When I first come here it was just something that probation thought was good, it was just an idea. Do you know what I mean? I’ve had to connect with LandWorks to feel the way I am now. I didn’t care what I was doing. I’d always take short-cuts with what I was doing. I didn’t wanna have to take the long way. If I could do a job within seconds, I’d do it within seconds. Now I take my time with it. I like to just embrace and enjoy what I’m learning and what I’m doing. My opinion on it, when I first came to LandWorks I didn’t care much for it. Like I was saying, it was just another thing to keep me off Probation’s radar, but now I don’t wanna leave LandWorks. I actually really enjoy coming up here. I really enjoy being around here.
Now, my recovery, I think, 50% Narcotics Anonymous (NA), 50% LandWorks. A lot of people would say their recovery is 100% NA, mine’s not, mine’s 50/50, LandWorks and NA. So when I leave LandWorks I need to find something to fulfil the hole that’s gonna be left there…
I’m pleased with my recovery, I really am coz like I was clean before, but I relapsed, just literally as I started LandWorks, I relapsed.
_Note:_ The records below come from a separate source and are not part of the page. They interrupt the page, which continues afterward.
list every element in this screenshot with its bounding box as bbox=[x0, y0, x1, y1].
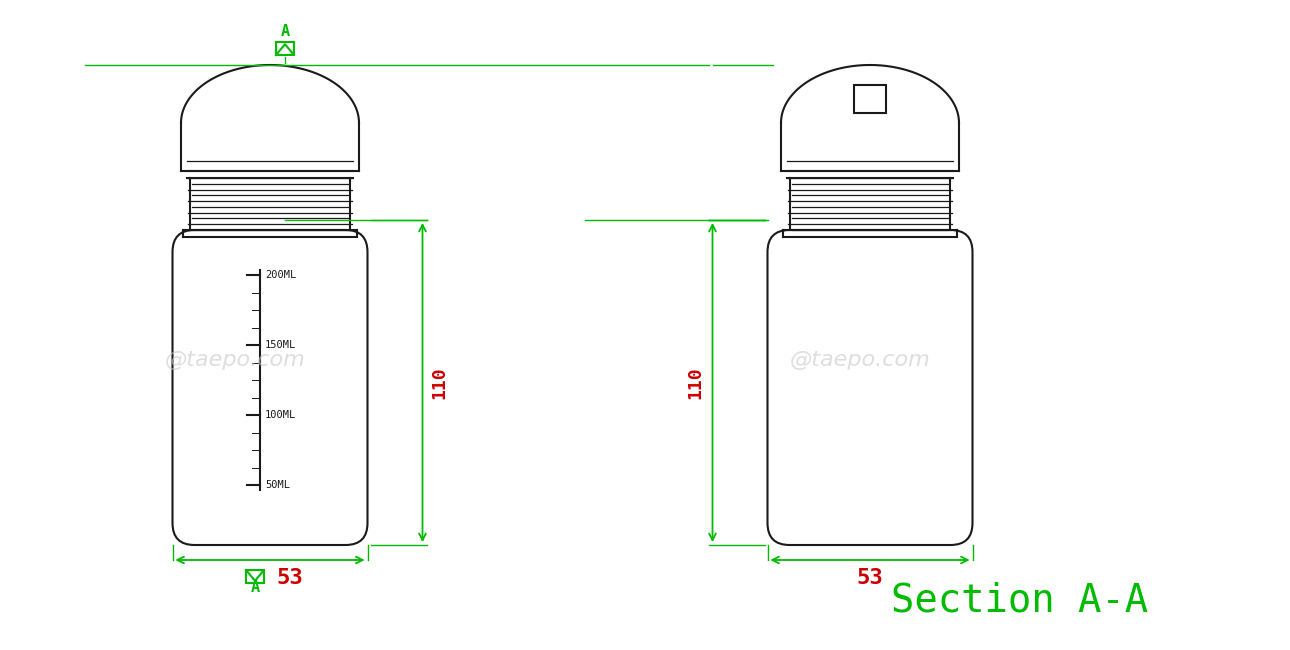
Text: A: A bbox=[250, 580, 259, 595]
Text: 53: 53 bbox=[276, 568, 303, 588]
Text: A: A bbox=[280, 24, 289, 39]
Text: 53: 53 bbox=[857, 568, 884, 588]
Text: 50ML: 50ML bbox=[264, 480, 290, 490]
Text: 110: 110 bbox=[686, 366, 704, 399]
Bar bbox=[854, 85, 886, 113]
Text: 100ML: 100ML bbox=[264, 410, 297, 420]
Text: 110: 110 bbox=[431, 366, 449, 399]
Text: 200ML: 200ML bbox=[264, 270, 297, 280]
Text: 150ML: 150ML bbox=[264, 340, 297, 350]
Text: @taepo.com: @taepo.com bbox=[789, 350, 930, 370]
Text: @taepo.com: @taepo.com bbox=[165, 350, 306, 370]
Text: Section A-A: Section A-A bbox=[891, 581, 1148, 619]
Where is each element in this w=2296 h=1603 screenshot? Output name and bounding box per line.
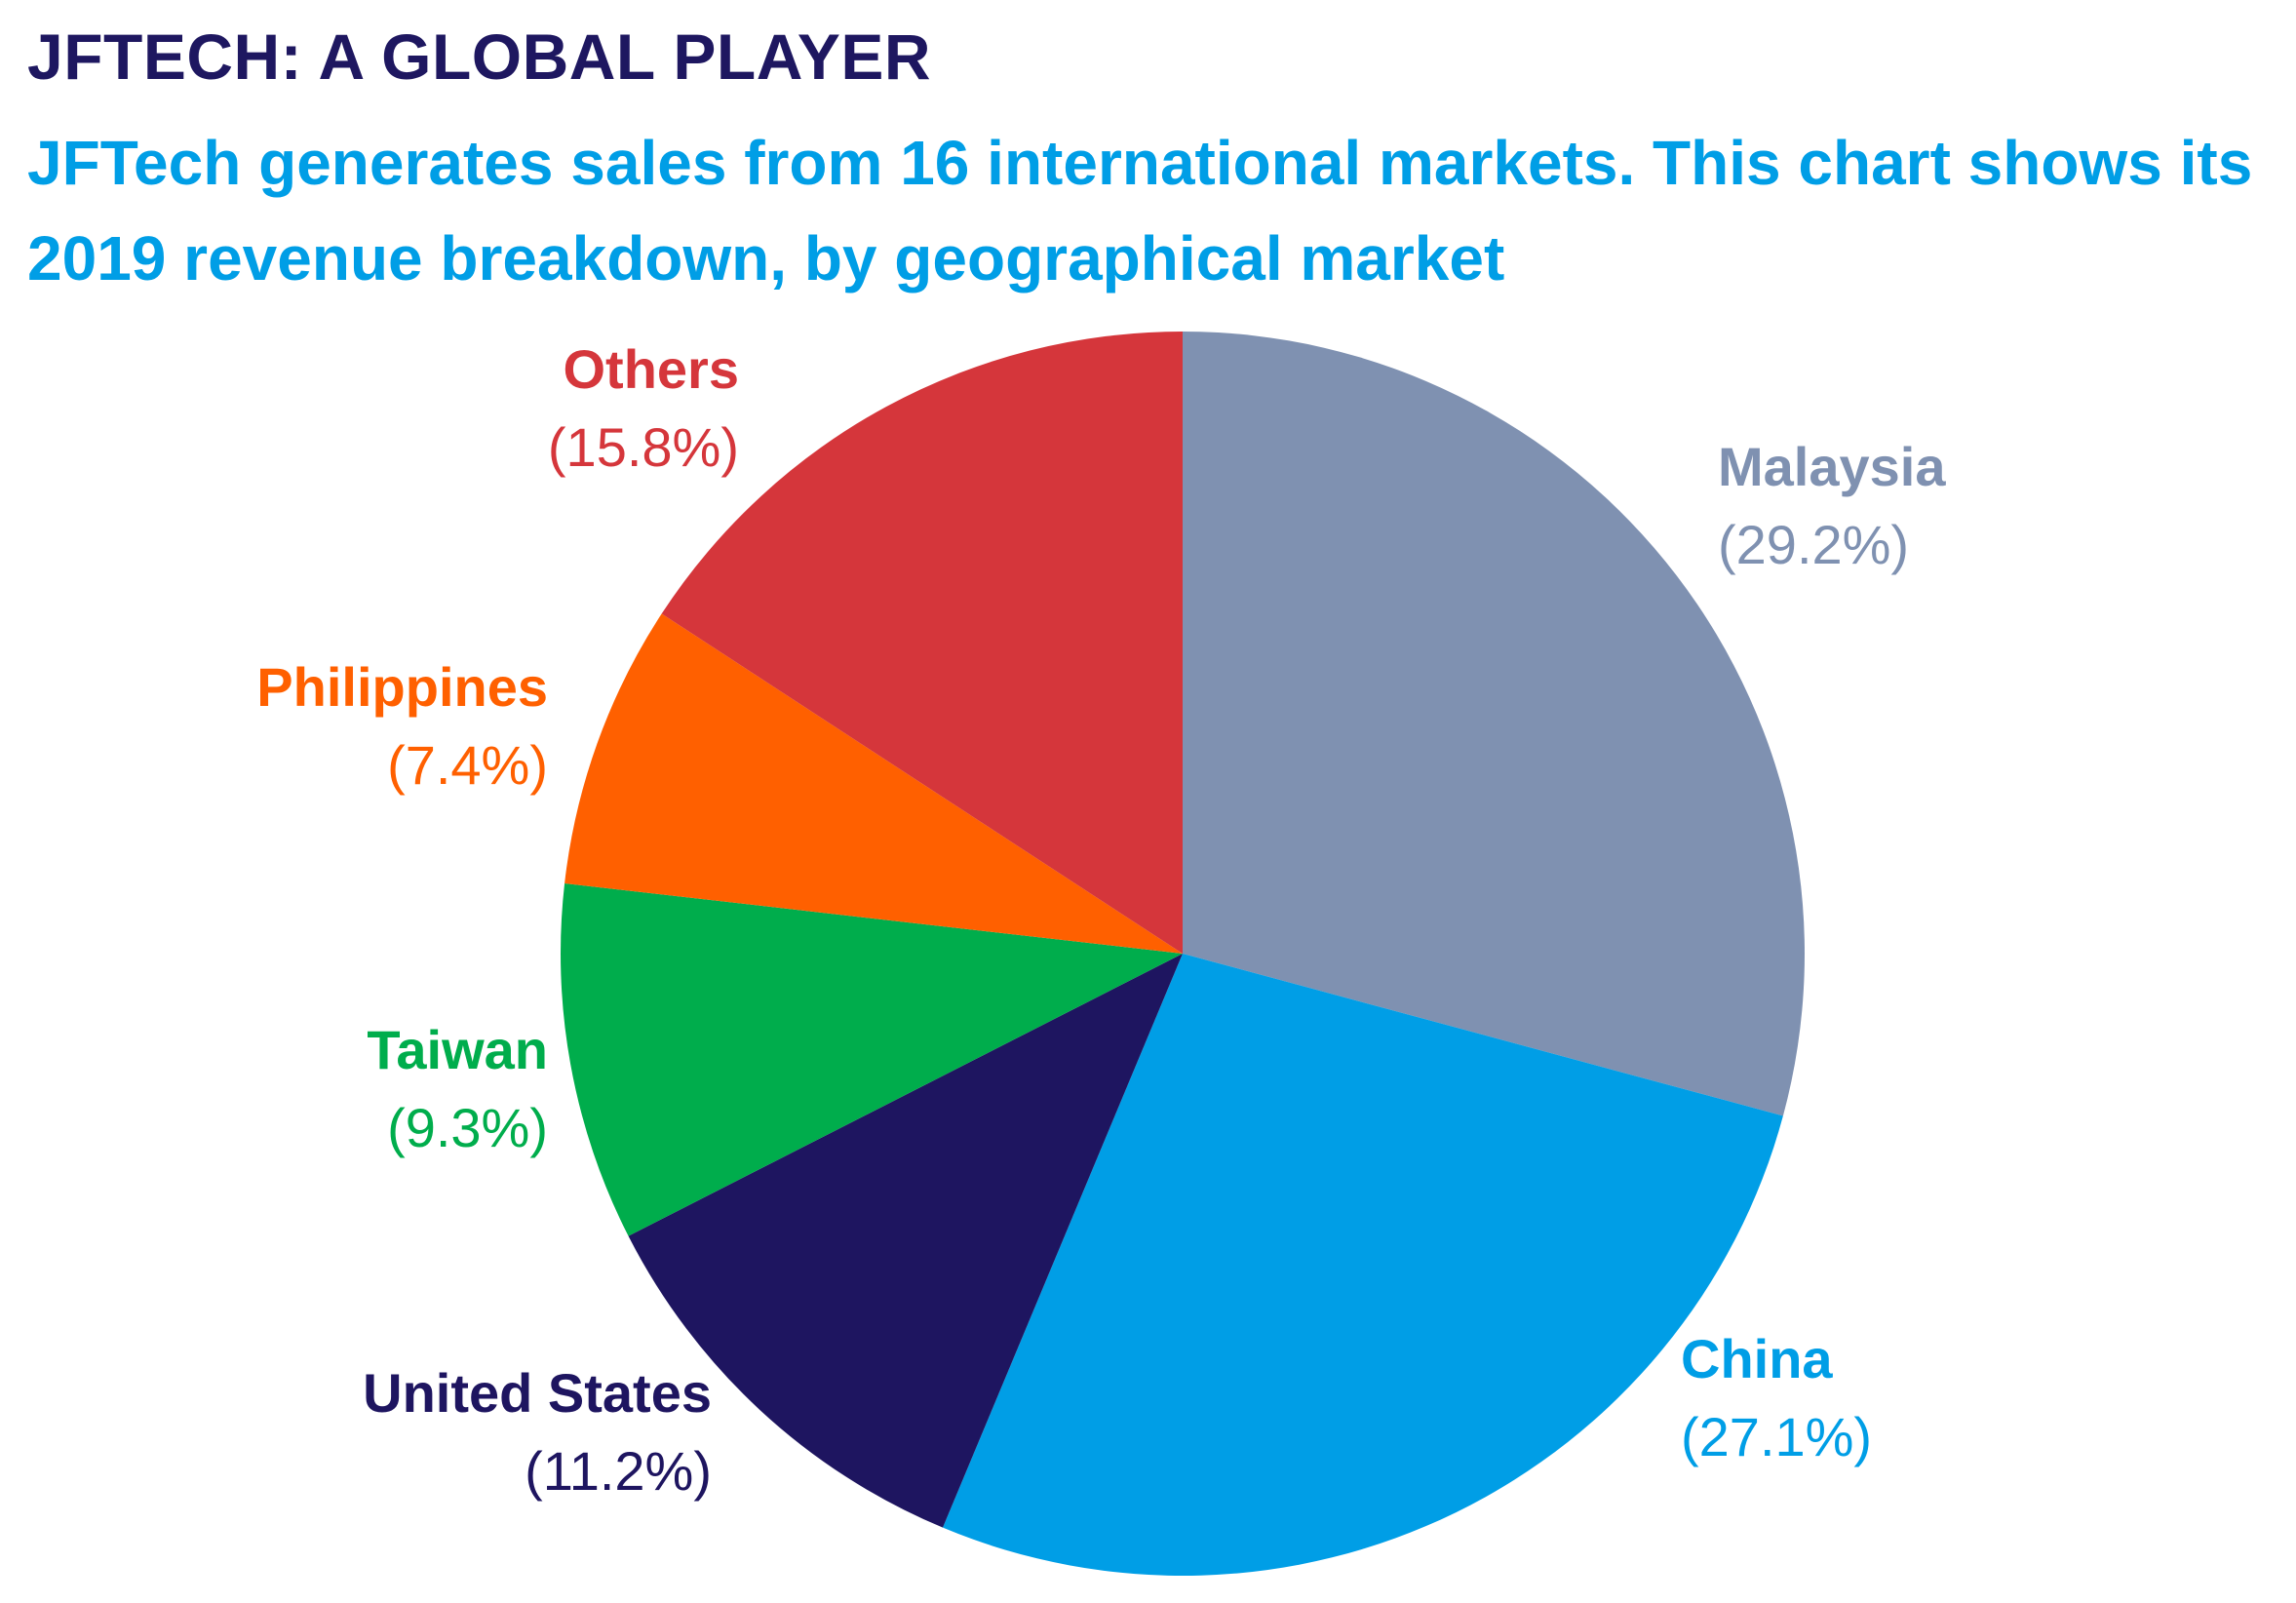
pie-slice-others: [661, 332, 1183, 954]
pie-slice-united-states: [628, 954, 1183, 1528]
slice-label-others: Others: [564, 338, 740, 400]
slice-label-china: China: [1681, 1328, 1833, 1389]
pie-labels: Malaysia (29.2%) China (27.1%) United States…: [256, 338, 1946, 1502]
slice-label-united-states: United States: [363, 1362, 712, 1424]
pie-slice-china: [943, 954, 1783, 1577]
slice-value-label-malaysia: (29.2%): [1718, 514, 1909, 575]
slice-value-label-china: (27.1%): [1681, 1406, 1872, 1467]
slice-value-label-philippines: (7.4%): [387, 734, 548, 796]
chart-title: JFTECH: A GLOBAL PLAYER: [27, 20, 932, 93]
pie-slice-taiwan: [561, 883, 1183, 1236]
slice-label-philippines: Philippines: [256, 656, 548, 718]
pie-slice-malaysia: [1183, 332, 1805, 1116]
slice-label-malaysia: Malaysia: [1718, 436, 1946, 497]
pie-slice-philippines: [564, 613, 1183, 954]
slice-label-taiwan: Taiwan: [367, 1019, 548, 1080]
slice-value-label-united-states: (11.2%): [525, 1440, 712, 1502]
pie-slices: [561, 332, 1805, 1577]
chart-subtitle: JFTech generates sales from 16 internati…: [27, 128, 2253, 293]
slice-value-label-taiwan: (9.3%): [387, 1097, 548, 1158]
slice-value-label-others: (15.8%): [548, 416, 739, 478]
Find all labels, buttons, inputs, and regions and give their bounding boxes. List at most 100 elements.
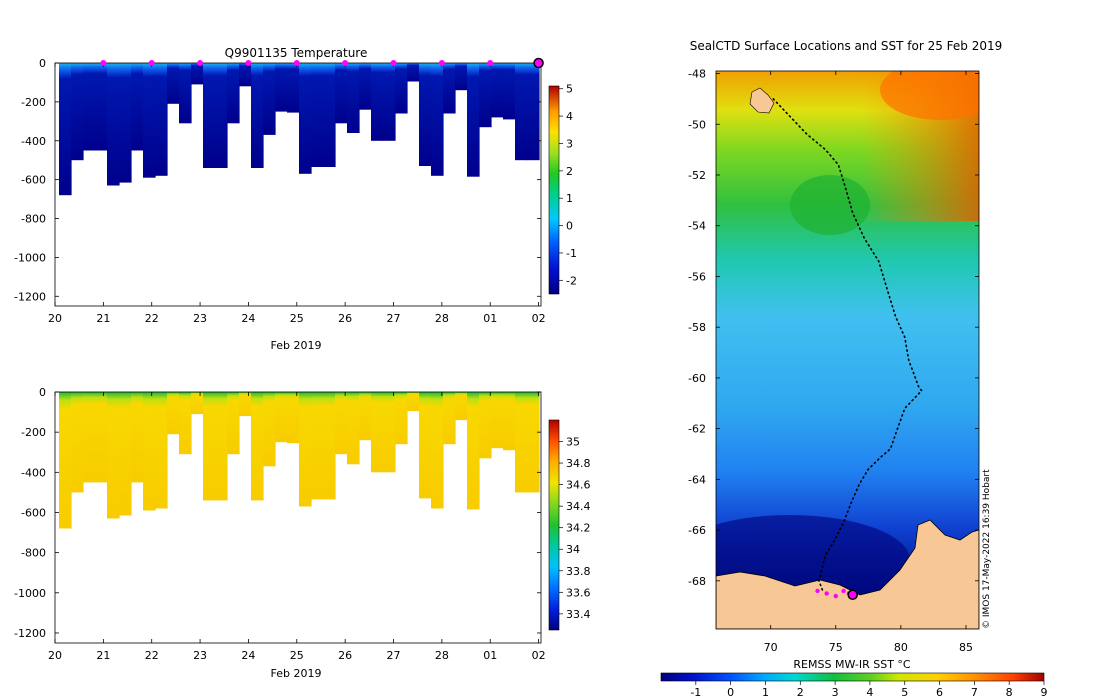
sal-profile-22: [323, 392, 336, 500]
temp-cbtick-label: 5: [566, 83, 573, 96]
temp-ytick-label: -1000: [14, 251, 46, 264]
temp-profile-10: [179, 63, 192, 124]
temp-surface-marker: [487, 60, 494, 66]
daily-position: [815, 588, 820, 594]
temp-profile-11: [191, 63, 204, 85]
sal-cbtick-label: 33.4: [566, 608, 591, 621]
temp-profile-12: [203, 63, 216, 168]
sst-cbtick-label: 8: [1006, 686, 1013, 699]
temp-profile-17: [263, 63, 276, 135]
sal-xlabel: Feb 2019: [271, 667, 322, 680]
sal-profile-24: [347, 392, 360, 465]
map-lat-tick-label: -66: [688, 524, 706, 537]
sal-xtick-label: 22: [145, 649, 159, 662]
sst-colorbar: [661, 673, 1044, 681]
temp-profile-2: [83, 63, 96, 151]
sal-cbtick-label: 34.2: [566, 522, 591, 535]
sal-profile-25: [359, 392, 372, 441]
temp-profile-9: [167, 63, 180, 104]
sal-profile-14: [227, 392, 240, 455]
temp-profiles: [59, 63, 540, 196]
sal-profile-23: [335, 392, 348, 455]
map-lon-tick-label: 80: [894, 641, 908, 654]
temp-profile-19: [287, 63, 300, 113]
map-lat-tick-label: -52: [688, 169, 706, 182]
sal-profile-15: [239, 392, 252, 417]
sal-profile-0: [59, 392, 72, 529]
map-title: SealCTD Surface Locations and SST for 25…: [690, 39, 1003, 53]
sal-profile-37: [503, 392, 516, 451]
sal-profile-10: [179, 392, 192, 455]
sal-cbtick-label: 34: [566, 543, 580, 556]
sal-profile-5: [119, 392, 132, 516]
temp-xtick-label: 01: [483, 312, 497, 325]
temp-profile-25: [359, 63, 372, 110]
sal-cbtick-label: 33.8: [566, 565, 591, 578]
temp-profile-28: [395, 63, 408, 114]
daily-positions: [815, 588, 858, 601]
temp-profile-13: [215, 63, 228, 168]
temp-profile-4: [107, 63, 120, 186]
sst-cbtick-label: 1: [762, 686, 769, 699]
sal-ytick-label: 0: [39, 386, 46, 399]
temp-profile-32: [443, 63, 456, 114]
sal-profile-29: [407, 392, 420, 412]
temp-title: Q9901135 Temperature: [225, 46, 368, 60]
temp-xtick-label: 21: [96, 312, 110, 325]
sal-xtick-label: 01: [483, 649, 497, 662]
sal-profile-34: [467, 392, 480, 510]
temp-surface-marker: [342, 60, 349, 66]
temp-surface-marker: [197, 60, 204, 66]
temp-profile-16: [251, 63, 264, 168]
sal-cbtick-label: 35: [566, 436, 580, 449]
sst-cold-patch-north: [880, 71, 979, 120]
temp-profile-23: [335, 63, 348, 124]
temp-profile-27: [383, 63, 396, 141]
temp-xtick-label: 24: [241, 312, 255, 325]
sal-profile-31: [431, 392, 444, 509]
sal-colorbar-ticks: 35 34.8 34.6 34.4 34.2 34 33.8 33.6 33.4: [559, 436, 591, 621]
sal-profile-19: [287, 392, 300, 444]
sst-cbtick-label: 6: [936, 686, 943, 699]
map-lat-tick-label: -48: [688, 68, 706, 81]
map-lon-ticks: 70 75 80 85: [764, 71, 973, 654]
temp-surface-marker: [148, 60, 155, 66]
sal-axes-frame: [54, 391, 542, 644]
sst-cbtick-label: 4: [866, 686, 873, 699]
temp-cbtick-label: 0: [566, 220, 573, 233]
sal-y-ticks: 0 -200 -400 -600 -800 -1000 -1200: [14, 386, 541, 640]
sal-profile-17: [263, 392, 276, 467]
sst-cold-pocket: [790, 175, 870, 235]
sal-ytick-label: -200: [21, 426, 46, 439]
temp-ytick-label: -1200: [14, 290, 46, 303]
temp-profile-29: [407, 63, 420, 82]
temp-xtick-label: 22: [145, 312, 159, 325]
temp-profile-21: [311, 63, 324, 167]
temp-profile-37: [503, 63, 516, 120]
temp-xtick-label: 28: [435, 312, 449, 325]
temp-profile-1: [71, 63, 84, 161]
antarctic-land: [716, 519, 979, 629]
temp-profile-18: [275, 63, 288, 112]
sal-profile-12: [203, 392, 216, 501]
temp-profile-5: [119, 63, 132, 183]
temp-profile-34: [467, 63, 480, 177]
sal-colorbar: [549, 420, 559, 630]
temp-cbtick-label: 4: [566, 110, 573, 123]
temp-cbtick-label: 1: [566, 192, 573, 205]
sal-profile-6: [131, 392, 144, 483]
temp-profile-15: [239, 63, 252, 87]
temp-profile-0: [59, 63, 72, 196]
sal-profile-38: [515, 392, 528, 493]
temp-profile-33: [455, 63, 468, 91]
map-lat-tick-label: -68: [688, 575, 706, 588]
sst-cbtick-label: 5: [901, 686, 908, 699]
temp-profile-6: [131, 63, 144, 151]
temp-cbtick-label: 3: [566, 137, 573, 150]
temp-profile-24: [347, 63, 360, 133]
sal-profile-4: [107, 392, 120, 519]
sal-profile-1: [71, 392, 84, 493]
temp-y-ticks: 0 -200 -400 -600 -800 -1000 -1200: [14, 57, 541, 303]
temp-profile-35: [479, 63, 492, 128]
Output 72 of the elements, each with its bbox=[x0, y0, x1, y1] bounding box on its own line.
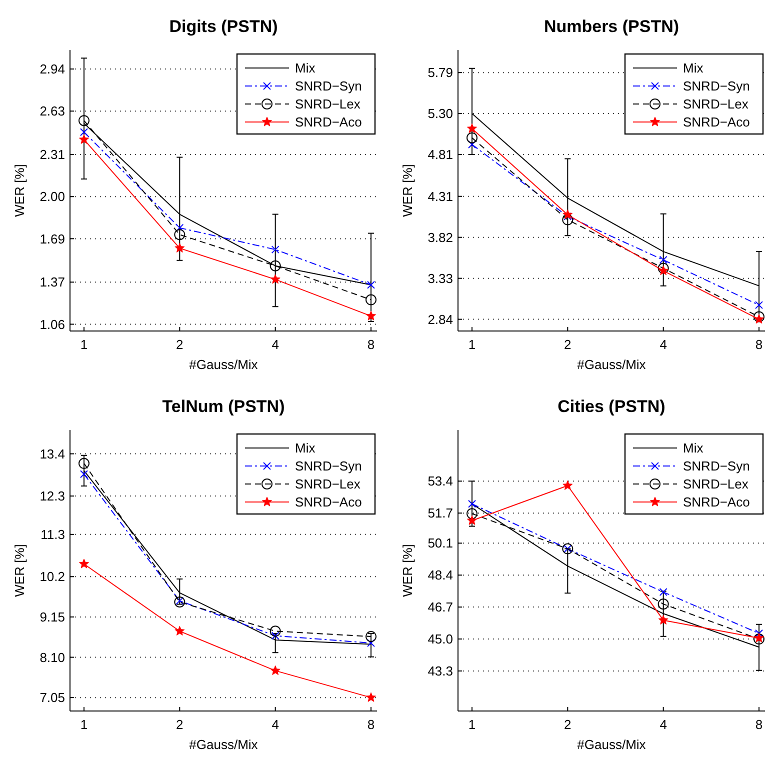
legend-label: SNRD−Aco bbox=[683, 114, 750, 130]
x-axis-title: #Gauss/Mix bbox=[189, 357, 258, 372]
legend-label: Mix bbox=[683, 60, 704, 76]
y-tick-label: 1.69 bbox=[40, 231, 65, 246]
x-axis-title: #Gauss/Mix bbox=[577, 737, 646, 752]
y-axis-title: WER [%] bbox=[12, 544, 27, 597]
legend-label: SNRD−Syn bbox=[295, 78, 362, 94]
x-tick-label: 2 bbox=[564, 337, 572, 352]
chart-title: Cities (PSTN) bbox=[558, 397, 666, 416]
x-tick-label: 2 bbox=[176, 717, 184, 732]
y-tick-label: 43.3 bbox=[428, 664, 453, 679]
y-tick-label: 10.2 bbox=[40, 569, 65, 584]
x-tick-label: 4 bbox=[272, 337, 279, 352]
x-axis-title: #Gauss/Mix bbox=[189, 737, 258, 752]
y-axis-title: WER [%] bbox=[400, 164, 415, 217]
x-tick-label: 4 bbox=[272, 717, 279, 732]
legend-label: SNRD−Aco bbox=[295, 114, 362, 130]
y-tick-label: 11.3 bbox=[40, 526, 65, 542]
x-tick-label: 1 bbox=[80, 337, 88, 352]
x-tick-label: 2 bbox=[564, 717, 572, 732]
y-tick-label: 48.4 bbox=[428, 568, 453, 583]
y-tick-label: 2.63 bbox=[40, 104, 65, 119]
legend-label: Mix bbox=[295, 440, 316, 456]
y-tick-label: 51.7 bbox=[428, 506, 453, 521]
legend-label: Mix bbox=[683, 440, 704, 456]
legend-label: SNRD−Syn bbox=[683, 78, 750, 94]
y-tick-label: 13.4 bbox=[40, 446, 65, 462]
y-tick-label: 5.30 bbox=[428, 106, 453, 122]
legend-label: Mix bbox=[295, 60, 316, 76]
legend-label: SNRD−Lex bbox=[295, 476, 361, 492]
y-tick-label: 1.06 bbox=[40, 316, 65, 332]
legend-label: SNRD−Aco bbox=[295, 494, 362, 510]
y-tick-label: 1.37 bbox=[40, 274, 65, 290]
y-tick-label: 50.1 bbox=[428, 536, 453, 551]
legend-label: SNRD−Lex bbox=[683, 96, 749, 112]
y-tick-label: 46.7 bbox=[428, 600, 453, 615]
chart-title: Digits (PSTN) bbox=[169, 17, 278, 36]
chart-title: Numbers (PSTN) bbox=[544, 17, 680, 36]
y-tick-label: 9.15 bbox=[40, 610, 65, 624]
y-tick-label: 45.0 bbox=[428, 632, 453, 647]
legend-label: SNRD−Lex bbox=[295, 96, 361, 112]
y-tick-label: 2.84 bbox=[428, 312, 453, 327]
y-tick-label: 2.94 bbox=[40, 62, 65, 77]
x-tick-label: 8 bbox=[367, 337, 375, 352]
y-tick-label: 5.79 bbox=[428, 65, 453, 80]
legend-label: SNRD−Syn bbox=[295, 458, 362, 474]
y-tick-label: 2.00 bbox=[40, 189, 65, 204]
y-axis-title: WER [%] bbox=[400, 544, 415, 597]
y-tick-label: 53.4 bbox=[428, 474, 453, 489]
y-tick-label: 3.33 bbox=[428, 270, 453, 286]
x-tick-label: 8 bbox=[755, 337, 763, 352]
x-tick-label: 1 bbox=[468, 337, 476, 352]
y-tick-label: 3.82 bbox=[428, 230, 453, 245]
y-axis-title: WER [%] bbox=[12, 164, 27, 217]
legend-label: SNRD−Lex bbox=[683, 476, 749, 492]
x-tick-label: 8 bbox=[755, 717, 763, 732]
y-tick-label: 4.31 bbox=[428, 188, 453, 204]
legend-label: SNRD−Syn bbox=[683, 458, 750, 474]
x-tick-label: 4 bbox=[660, 717, 667, 732]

I knew I’d messed up, and I realised I can’t do it by myself. It’s all good and well doing recovery on your own, some people can, but I couldn’t do it by myself. The second stuff got tough I jumped straight into using again […] so I needed to get off of it all again and that’s when big man said to me that I either get myself clean again or I don’t come back to LandWorks. I had a week to think about. I had to come back on the next Monday.”